5.
C. Du zwingst mich auszusprechen, was ich schon lange zu sagen wünschte, und doch bringe ich die S. 469 Worte, die mir auf der Zunge liegen, nicht über meine Lippen.
A. Wer hindert dich denn, deine Ansicht zu äußern. Entweder ist das, was du vorbringen willst, gut, dann darfst du uns das Gute nicht vorenthalten, oder es ist schlecht. Dann hast du nicht unseretwegen, sondern aus Scham geschwiegen.
C. Nun, dann will ich mit meiner Meinung nicht länger zurückhalten. Deine ganze Erörterung läuft darauf hinaus, daß du die Natur anklagst und die Schuld auf Gott schiebst, der den Menschen so, wie er ist, erschaffen hat.
A. Das also ist es, was du sagen und wieder nicht sagen wolltest? Ich bitte dich, sprich es nur frei aus, damit alle sich an deiner Klugheit erbauen. Du tadelst Gott, weil er den Menschen als Menschen erschaffen hat? Dann möchten auch wohl die Engel sich tadelnd darüber auslassen, daß sie Engel geworden sind. Schließlich mag jedes Geschöpf darüber Streit anfangen, warum es gerade das ist, als was es erschaffen wurde, und nicht das, als was es hätte erschaffen werden können. Am Ende muß ich mich noch nach Knabenart mit einer Redeübung produzieren, mit dem Floh und der Ameise anfangen und hinaufsteigen bis zu den Cherubim und Seraphim, um zu zeigen, warum die einzelnen Geschöpfe nicht in einem höheren Zustande erschaffen worden sind. Wenn ich so bei den hohen Mächten angelangt bin, dann werde ich die Disputation weiterführen und fragen, warum Gott allein Gott ist und nicht alles zu Göttern gemacht hat. Nach deinem Dafürhalten fehlt es ihm entweder am Können, oder er wird der Gehässigkeit schuldig sein. Tadele ihn doch auch, weil er zuläßt, daß es einen Teufel in dieser Welt gibt, und schaffe auch die Siegeskrone ab, nachdem du den Kampf abgeschafft hast!

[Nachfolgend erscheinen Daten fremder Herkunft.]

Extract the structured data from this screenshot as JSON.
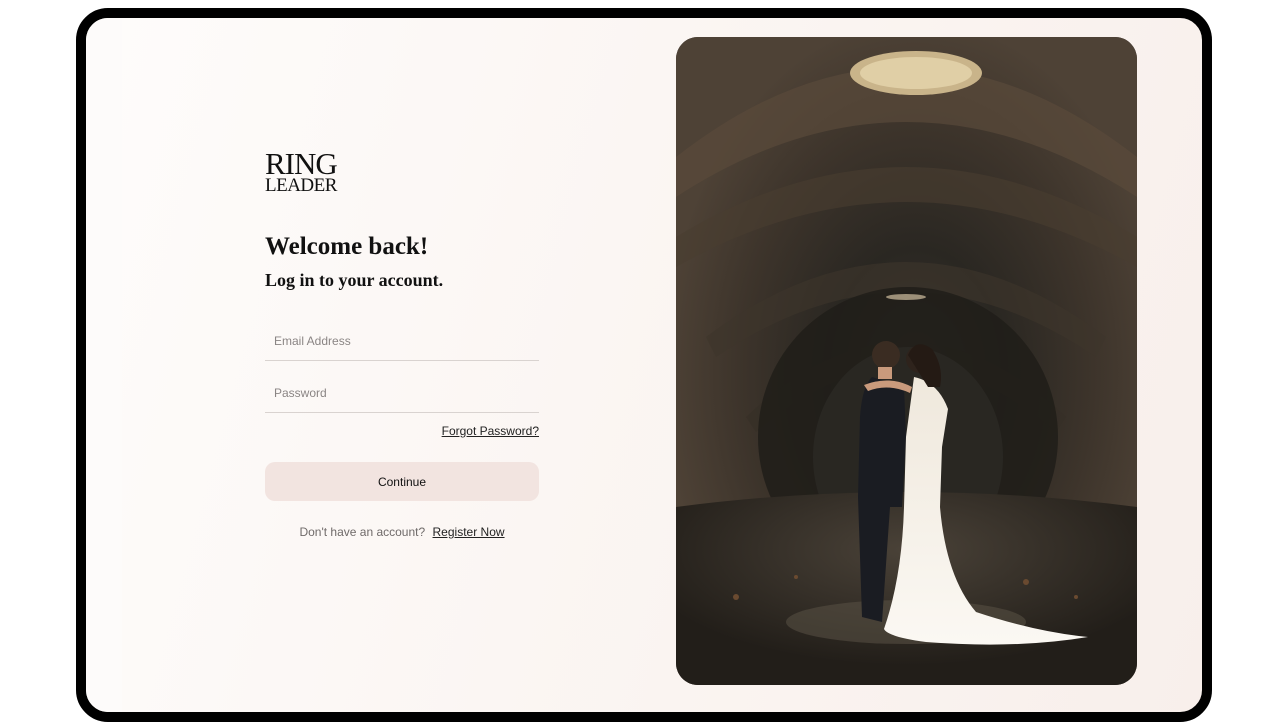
{
  "brand": {
    "line1": "RING",
    "line2": "LEADER"
  },
  "login": {
    "welcome": "Welcome back!",
    "subtitle": "Log in to your account.",
    "email_placeholder": "Email Address",
    "password_placeholder": "Password",
    "forgot_label": "Forgot Password?",
    "continue_label": "Continue",
    "no_account_text": "Don't have an account?",
    "register_label": "Register Now"
  },
  "colors": {
    "button_bg": "#f2e4e0",
    "page_bg": "#fbf6f3"
  }
}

C. Ich bin nicht so wahnsinnig, daß ich Klagen führen sollte über die Existenz des Teufels, durch dessen Neid der Tod in den Erdkreis kam1. Aber das schmerzt mich, daß kirchliche Männer, dazu noch S. 470 solche, die sich den Titel eines Lehrers anmaßen, den freien Willen ausschließen; wer ihn aber ausscheidet, der bekennt sich damit zur Sekte der Manichäer2.
A. Ich soll die freie Willensentscheidung ausschließen? Habe ich doch in meiner ganzen Erörterung nichts anderes getan, als daß ich der göttlichen Allmacht zusammen mit der freien Willensentscheidung ihr Recht wahrte.
C. Wie behältst du denn die freie Willensentscheidung bei, da du doch sagst, der Mensch könne nichts vollbringen, außer wenn Gott ihm ständig hilft.
A. Wenn derjenige eine Schuld auf sich lädt, der neben der freien Willensentscheidung die göttliche Hilfe auf den Plan ruft, dann verdient einer wohl gelobt zu werden, wenn er die göttliche Hilfe ablehnt?
C. Ich schließe den Beistand Gottes nicht aus, denn durch seine Gnade können wir alles, was wir können. Doch beides hat seine Grenzen. Der Gnade Gottes ist es zugute zu halten, daß sie uns die Möglichkeit der freien Willensentscheidung gegeben hat. Sache unseres Willens ist es, etwas zu tun oder nicht zu tun. Jene, die es tun, erwartet Lohn, die anderen, die es nicht tun, Strafe.